You’ve probably seen this famous quote,
“There is no I in team.”
It was said in 1960 by Vernon Law, a baseball player. But you know what? It’s wrong. Turns out creating winning teams is an individual engagement as much as it is a group one.
When I started researching the neuroscience of teams, I wasn’t aware that I would end up questioning such an iconic belief. But the brain science of what brings out the best in groups points us in a new and surprising direction.
The best teams, the highest-performing ones, create a cohesive unit through honoring each member’s unique contributions and making them feel included and valued for who they are, as individuals.
As leaders, we want to leverage the gifts of those individuals within our team environments. The group needs to make its members feel safe enough to bring their best work forward. When this is done right, members feel they belong and the group is set up to achieve a rarefied state of peak performance, one that is neurologically different from the rest.
Peak Performance or Dysfunction-Spiral Start Early
Have you ever been part of a team that you just loved? You couldn’t wait to come to work in the morning and you really enjoyed your teammates, even though you might face challenges?
And have you ever been part of a team that felt like it was crushing your soul? You just hated coming in because you knew it’s going to be a bad experience with people you don’t enjoy? The problem is once you have been on a great team, it makes it even more unbearable to deal with negative teams, or even neutral ones where it’s all okay but not very motivating or inspiring.

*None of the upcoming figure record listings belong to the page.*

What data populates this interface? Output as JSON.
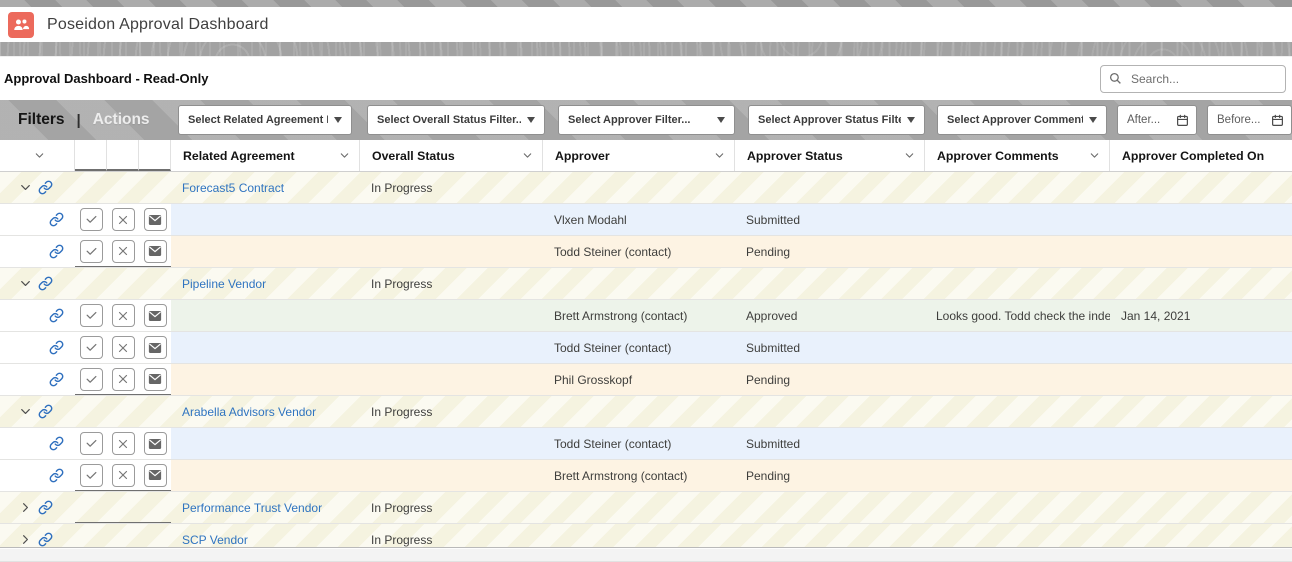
{
  "app": {
    "title": "Poseidon Approval Dashboard",
    "accent_color": "#ec6a5c"
  },
  "page": {
    "title": "Approval Dashboard - Read-Only",
    "search_placeholder": "Search..."
  },
  "filters_bar": {
    "filters_label": "Filters",
    "separator": "|",
    "actions_label": "Actions",
    "dropdowns": [
      "Select Related Agreement Filter...",
      "Select Overall Status Filter...",
      "Select Approver Filter...",
      "Select Approver Status Filter...",
      "Select Approver Comments Filter..."
    ],
    "date_filters": [
      {
        "placeholder": "After..."
      },
      {
        "placeholder": "Before..."
      }
    ]
  },
  "icons": {
    "logo": "users-icon",
    "search": "search-icon",
    "dropdown_caret": "caret-down-icon",
    "calendar": "calendar-icon",
    "record_link": "link-icon",
    "expanded": "chevron-down-icon",
    "collapsed": "chevron-right-icon",
    "approve": "check-icon",
    "reject": "x-icon",
    "email": "envelope-icon"
  },
  "table": {
    "columns": [
      "Related Agreement",
      "Overall Status",
      "Approver",
      "Approver Status",
      "Approver Comments",
      "Approver Completed On"
    ],
    "status_colors": {
      "submitted": "#e9f1fc",
      "pending": "#fdf3e3",
      "approved": "#edf3ea"
    },
    "rows": [
      {
        "type": "parent",
        "expanded": true,
        "related_agreement": "Forecast5 Contract",
        "overall_status": "In Progress"
      },
      {
        "type": "child",
        "tint": "submitted",
        "approver": "Vlxen Modahl",
        "approver_status": "Submitted",
        "approver_comments": "",
        "approver_completed_on": ""
      },
      {
        "type": "child",
        "tint": "pending",
        "group_end": true,
        "approver": "Todd Steiner (contact)",
        "approver_status": "Pending",
        "approver_comments": "",
        "approver_completed_on": ""
      },
      {
        "type": "parent",
        "expanded": true,
        "related_agreement": "Pipeline Vendor",
        "overall_status": "In Progress"
      },
      {
        "type": "child",
        "tint": "approved",
        "approver": "Brett Armstrong (contact)",
        "approver_status": "Approved",
        "approver_comments": "Looks good. Todd check the indemnity ...",
        "approver_completed_on": "Jan 14, 2021"
      },
      {
        "type": "child",
        "tint": "submitted",
        "approver": "Todd Steiner (contact)",
        "approver_status": "Submitted",
        "approver_comments": "",
        "approver_completed_on": ""
      },
      {
        "type": "child",
        "tint": "pending",
        "group_end": true,
        "approver": "Phil Grosskopf",
        "approver_status": "Pending",
        "approver_comments": "",
        "approver_completed_on": ""
      },
      {
        "type": "parent",
        "expanded": true,
        "related_agreement": "Arabella Advisors Vendor",
        "overall_status": "In Progress"
      },
      {
        "type": "child",
        "tint": "submitted",
        "approver": "Todd Steiner (contact)",
        "approver_status": "Submitted",
        "approver_comments": "",
        "approver_completed_on": ""
      },
      {
        "type": "child",
        "tint": "pending",
        "group_end": true,
        "approver": "Brett Armstrong (contact)",
        "approver_status": "Pending",
        "approver_comments": "",
        "approver_completed_on": ""
      },
      {
        "type": "parent",
        "expanded": false,
        "group_end": true,
        "related_agreement": "Performance Trust Vendor",
        "overall_status": "In Progress"
      },
      {
        "type": "parent",
        "expanded": false,
        "related_agreement": "SCP Vendor",
        "overall_status": "In Progress"
      }
    ]
  }
}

Neuroscience is offering a surprising new understanding about what creates and destroys high-performing teams. It turns out that they are neurologically different from mediocre or poor teams. There is an invisible something that we feel when we’re part of a great team and we know that “something” is missing when we’re not.
Research shows that teams go through stages of development, and there is a critical juncture that sends them down one of two paths: Toward peak performance and success OR toward dysfunction and learned helplessness.

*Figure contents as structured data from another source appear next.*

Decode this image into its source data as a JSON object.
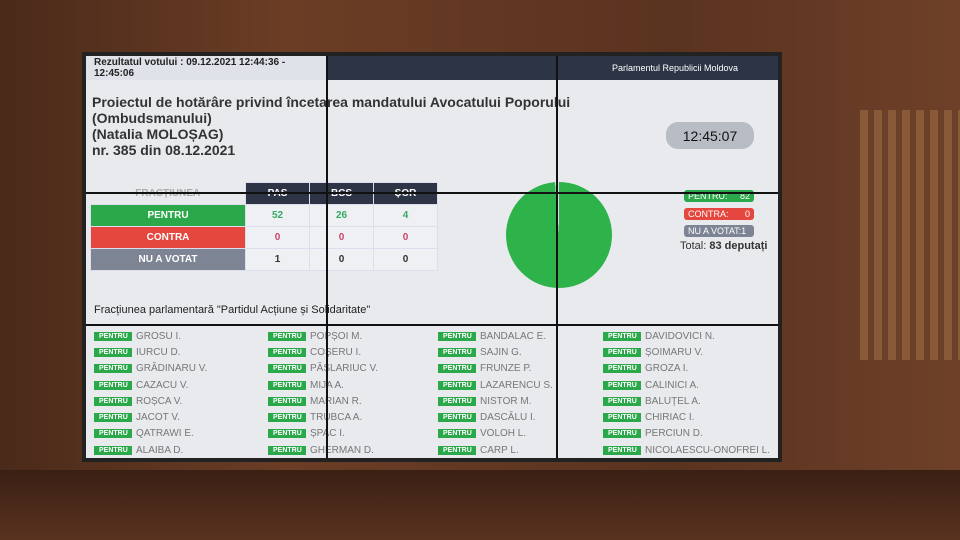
{
  "header": {
    "result": "Rezultatul votului : 09.12.2021 12:44:36 - 12:45:06",
    "institution": "Parlamentul Republicii Moldova"
  },
  "title": {
    "line1": "Proiectul de hotărâre privind încetarea mandatului Avocatului Poporului",
    "line2": "(Ombudsmanului)",
    "line3": "(Natalia MOLOȘAG)",
    "line4": "nr. 385 din 08.12.2021"
  },
  "clock": "12:45:07",
  "table": {
    "header": "FRACȚIUNEA",
    "columns": [
      "PAS",
      "BCS",
      "ȘOR"
    ],
    "rows": [
      {
        "label": "PENTRU",
        "color": "#2ba84a",
        "values": [
          "52",
          "26",
          "4"
        ]
      },
      {
        "label": "CONTRA",
        "color": "#e5473f",
        "values": [
          "0",
          "0",
          "0"
        ]
      },
      {
        "label": "NU A VOTAT",
        "color": "#7d8494",
        "values": [
          "1",
          "0",
          "0"
        ]
      }
    ]
  },
  "legend": {
    "pentru": "PENTRU:",
    "pentru_n": "82",
    "contra": "CONTRA:",
    "contra_n": "0",
    "nu": "NU A VOTAT:1",
    "total_label": "Total:",
    "total_value": "83 deputați"
  },
  "pie": {
    "pentru": 82,
    "contra": 0,
    "nu_a_votat": 1
  },
  "fraction": "Fracțiunea parlamentară \"Partidul Acțiune și Solidaritate\"",
  "vote_badge": "PENTRU",
  "columns": [
    [
      "GROSU I.",
      "IURCU D.",
      "GRĂDINARU V.",
      "CAZACU V.",
      "ROȘCA V.",
      "JACOT V.",
      "QATRAWI E.",
      "ALAIBA D."
    ],
    [
      "POPȘOI M.",
      "COȘERU I.",
      "PĂSLARIUC V.",
      "MIJA A.",
      "MARIAN R.",
      "TRUBCA A.",
      "ȘPAC I.",
      "GHERMAN D."
    ],
    [
      "BANDALAC E.",
      "SAJIN G.",
      "FRUNZE P.",
      "LAZARENCU S.",
      "NISTOR M.",
      "DASCĂLU I.",
      "VOLOH L.",
      "CARP L."
    ],
    [
      "DAVIDOVICI N.",
      "ȘOIMARU V.",
      "GROZA I.",
      "CALINICI A.",
      "BALUȚEL A.",
      "CHIRIAC I.",
      "PERCIUN D.",
      "NICOLAESCU-ONOFREI L."
    ]
  ]
}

As it happens, the early meetings are crucial for determining which path a team takes. It’s in those early interactions that the team starts to develop their norms for how they work together. And they tend to either create good norms, like treating each other with respect, communicating effectively, and including others. Or they create bad norms, like forming cliques, withholding information, or engaging in toxic conflict.

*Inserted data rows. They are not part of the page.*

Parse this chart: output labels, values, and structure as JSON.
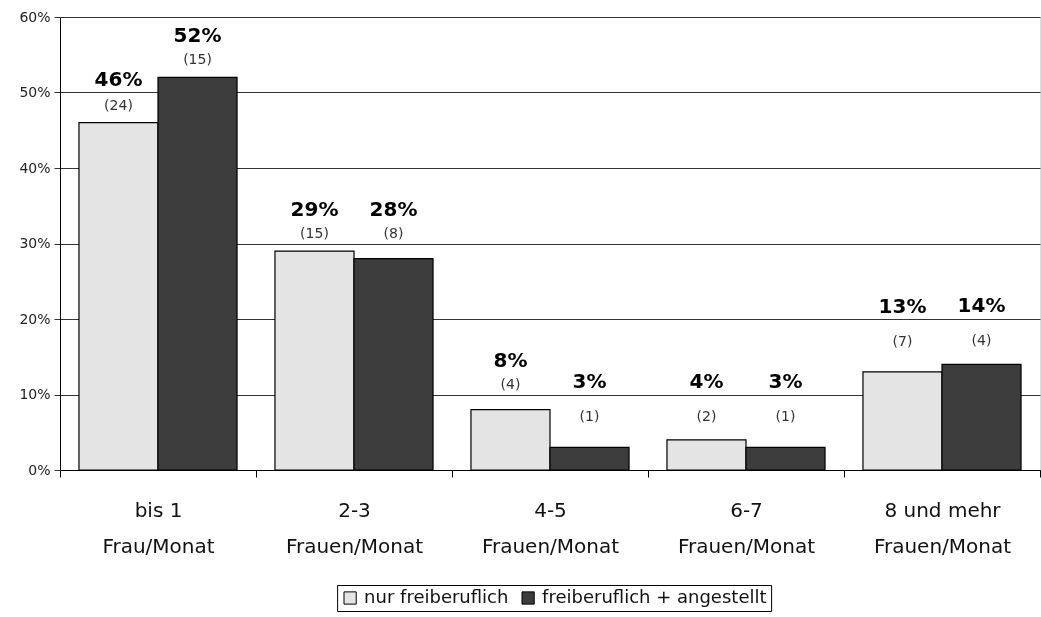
{
  "chart_data": {
    "type": "bar",
    "categories": [
      "bis 1 Frau/Monat",
      "2-3 Frauen/Monat",
      "4-5 Frauen/Monat",
      "6-7 Frauen/Monat",
      "8 und mehr Frauen/Monat"
    ],
    "series": [
      {
        "name": "nur freiberuflich",
        "color": "#e4e4e4",
        "values": [
          46,
          29,
          8,
          4,
          13
        ],
        "value_labels": [
          "46% (24)",
          "29% (15)",
          "8% (4)",
          "4% (2)",
          "13% (7)"
        ]
      },
      {
        "name": "freiberuflich + angestellt",
        "color": "#3c3c3c",
        "values": [
          52,
          28,
          3,
          3,
          14
        ],
        "value_labels": [
          "52% (15)",
          "28% (8)",
          "3% (1)",
          "3% (1)",
          "14% (4)"
        ]
      }
    ],
    "ylim": [
      0,
      60
    ],
    "yticks": [
      {
        "value": 0,
        "label": "0%"
      },
      {
        "value": 10,
        "label": "10%"
      },
      {
        "value": 20,
        "label": "20%"
      },
      {
        "value": 30,
        "label": "30%"
      },
      {
        "value": 40,
        "label": "40%"
      },
      {
        "value": 50,
        "label": "50%"
      },
      {
        "value": 60,
        "label": "60%"
      }
    ],
    "grid": "y",
    "legend": "bottom"
  }
}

Team leaders play a critical role in which path the team takes as their initial meetings and actions influence and establish the group’s norms. This ultimately determines whether the team’s trajectory continues to high performance or spirals into dysfunction and learned helplessness, where they finally give up hope of things getting better.
Trust Is Crucial to Team Performance
According to a PricewaterhouseCoopers Global Survey, 55 percent of CEOs think that a lack of trust is a threat to their organization’s growth.
They are right to be concerned, because trust is crucial to high performing teams. Patrick Lencioni, an internationally recognized expert on teams, states, “Teamwork begins by building trust. And the only way to do that is to overcome our need for invulnerability.”
Trust is not something that people can just dive into. It takes time to build and yet it must be in place for teams to do their best work. Bestselling author Dr. Brené Brown says that trust is built in those small moments where, over time, we learn we can count on each other. She likens it to putting marbles in a jar. When we have enough marbles in that jar, we can withstand a few withdrawals—disagreements, conflicts, or mistakes where we inadvertently do something that upsets or harms another.
Yet most teams launch immediately into the project and don’t allow people to build that important foundation of trust. But YOU can do this differently.
In those early meetings, when the trajectory of the team is getting formed, provide your team with both team training and team building. Team training refers to the knowledge and skills needed to work well as a team, and perform the task successfully. I like to cover topics like:
- Understanding group development
- Doing a work style assessment
- Creating psychological safety
- Building inclusion and belonging
- Effective communication
- Project management and execution, and
- Conflict resolution
Did you know that conflict about a task correlates positively with creativity, but interpersonal conflict reduces it? Conflict resolution skills are vital to team health because they help the members wrestle with the diverse ideas and work styles each one brings to the team, without harming the trust necessary for them to perform at their best.
Team leaders are not the only ones who create an awesome team. Members also play an important role—team training gives them the tools and skills to do their part. Different from team training, team building is the process and interactions through which people learn about each other, both personally and professionally, building trust and safety with each other.
Rather than digging into the assigned task, intentionally create experiences that build relationships, and more importantly, trust. Investing in team training and building on the front side will more than pay off in the group’s development and project execution later on.